Deborah Mark/ Vineland Daily Journal
VINELAND – Twenty-five years ago, the Pilla family learned their U.S. Army Ranger, Dominick Pilla, was killed in action during a daring overseas mission.
On the anniversary of that sacrifice, their loved one is not forgotten.
Gov. Phil Murphy signed a resolution on Wednesday dedicating Oct. 3 as Sgt. Dominick Pilla and Cpl. Jamie Smith Day to memorialize the two New Jersey-born heroes who died in the line of duty in Somalia.
Assemblyman Ryan Peters of Burlington, who served overseas as a Navy SEAL, led the effort to recognize the sacrifices of the soldiers lost in the military mission depicted in the film “Black Hawk Down.”
“On behalf of the Pilla family, I would like to thank Assemblyman Peters for his efforts in securing a day of remembrance for Sgt. Dominick Pilla and Cpl. Jamie Smith,” said Jennifer Pilla, who traveled to Trenton last week to witness the assembly unanimously approve the resolution that made its way to the governor's desk.
“Each year on October 3, we agonize over the loss of our brother,” Pilla said. “This resolution will be a bright spot on this dreaded day for our family."
"On this, the 25th anniversary of the Battle of Mogadishu, New Jersey will now join our family in remembering these outstanding Rangers," she said.
Pilla of Vineland and Smith of Long Valley died in the line of duty on Oct. 3, 1993, during Operation Restore Hope, a raid by Army Rangers to capture the warlord Mohammed Aidid in Mogadishu, Somalia.
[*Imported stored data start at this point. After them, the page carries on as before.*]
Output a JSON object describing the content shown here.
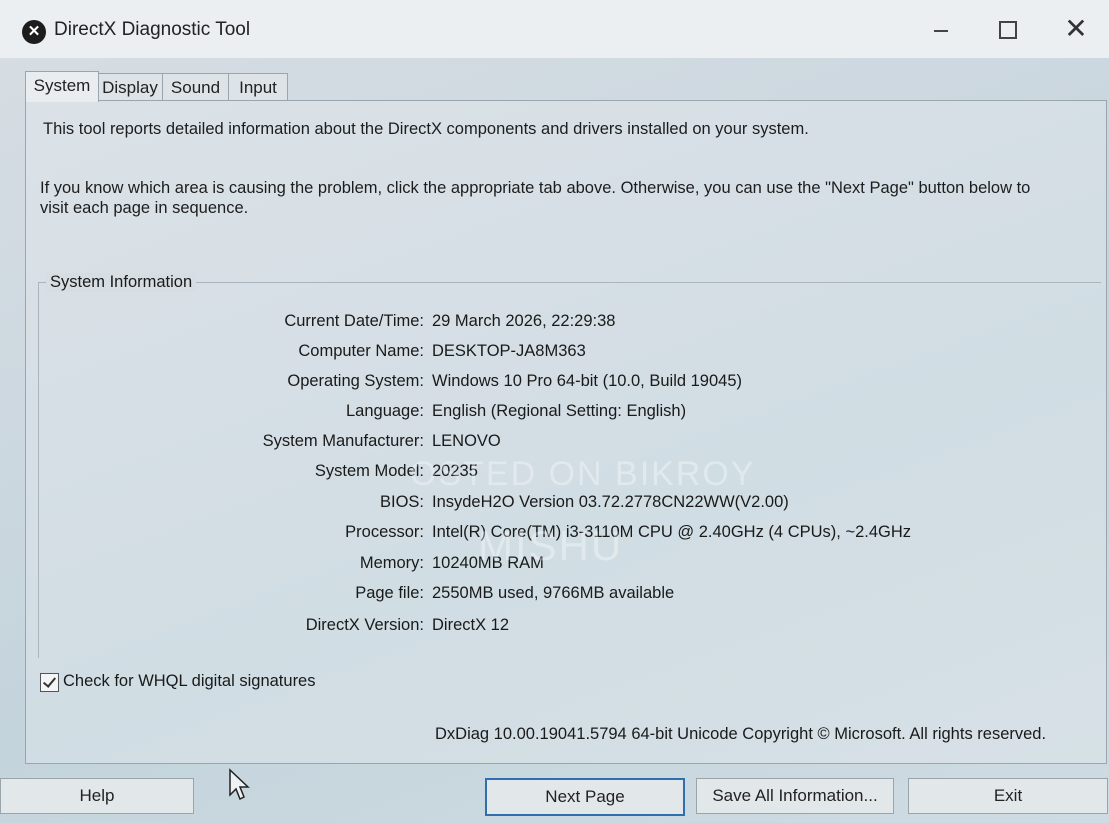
{
  "window": {
    "title": "DirectX Diagnostic Tool",
    "close_glyph": "✕"
  },
  "tabs": [
    {
      "label": "System"
    },
    {
      "label": "Display"
    },
    {
      "label": "Sound"
    },
    {
      "label": "Input"
    }
  ],
  "intro": {
    "line1": "This tool reports detailed information about the DirectX components and drivers installed on your system.",
    "line2a": "If you know which area is causing the problem, click the appropriate tab above. Otherwise, you can use the \"Next Page\" button below to",
    "line2b": "visit each page in sequence."
  },
  "system_info": {
    "title": "System Information",
    "rows": [
      {
        "label": "Current Date/Time:",
        "value": "29 March 2026, 22:29:38"
      },
      {
        "label": "Computer Name:",
        "value": "DESKTOP-JA8M363"
      },
      {
        "label": "Operating System:",
        "value": "Windows 10 Pro 64-bit (10.0, Build 19045)"
      },
      {
        "label": "Language:",
        "value": "English (Regional Setting: English)"
      },
      {
        "label": "System Manufacturer:",
        "value": "LENOVO"
      },
      {
        "label": "System Model:",
        "value": "20235"
      },
      {
        "label": "BIOS:",
        "value": "InsydeH2O Version 03.72.2778CN22WW(V2.00)"
      },
      {
        "label": "Processor:",
        "value": "Intel(R) Core(TM) i3-3110M CPU @ 2.40GHz (4 CPUs), ~2.4GHz"
      },
      {
        "label": "Memory:",
        "value": "10240MB RAM"
      },
      {
        "label": "Page file:",
        "value": "2550MB used, 9766MB available"
      },
      {
        "label": "DirectX Version:",
        "value": "DirectX 12"
      }
    ]
  },
  "whql": {
    "label": "Check for WHQL digital signatures",
    "checked": true
  },
  "copyright": "DxDiag 10.00.19041.5794 64-bit Unicode  Copyright © Microsoft. All rights reserved.",
  "buttons": {
    "help": "Help",
    "next_page": "Next Page",
    "save_all": "Save All Information...",
    "exit": "Exit"
  },
  "watermark": {
    "line1": "OSTED ON BIKROY",
    "line2": "MISHU"
  }
}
The mission included efforts to recover and extract fellow Rangers from a downed Black Hawk helicopter when the convoy was ambushed.
“The men and women fighting for us in foreign lands are often nameless to the public. When they make the ultimate sacrifice, they deserve to be known,” Peters said. “It’s appropriate that every October 3 we remember the names of these two New Jersey heroes and celebrate their courageous lives.”
Smith and Pilla were posthumously awarded Bronze Stars with valor and Purple Hearts.
Peters drafted the resolution after learning about Jennifer Pilla's attempt to have the new middle school of Lincoln Avenue named after her brother.
The Vineland Board of Education initially declined her request to invoke a district policy to open the naming of the school to the public.
But they later agreed to do it. Pilla's name is among 14 nominations that the school board will consider at a special meeting set for 5:30 p.m. Oct. 17 at the Vineland High School South auditorium.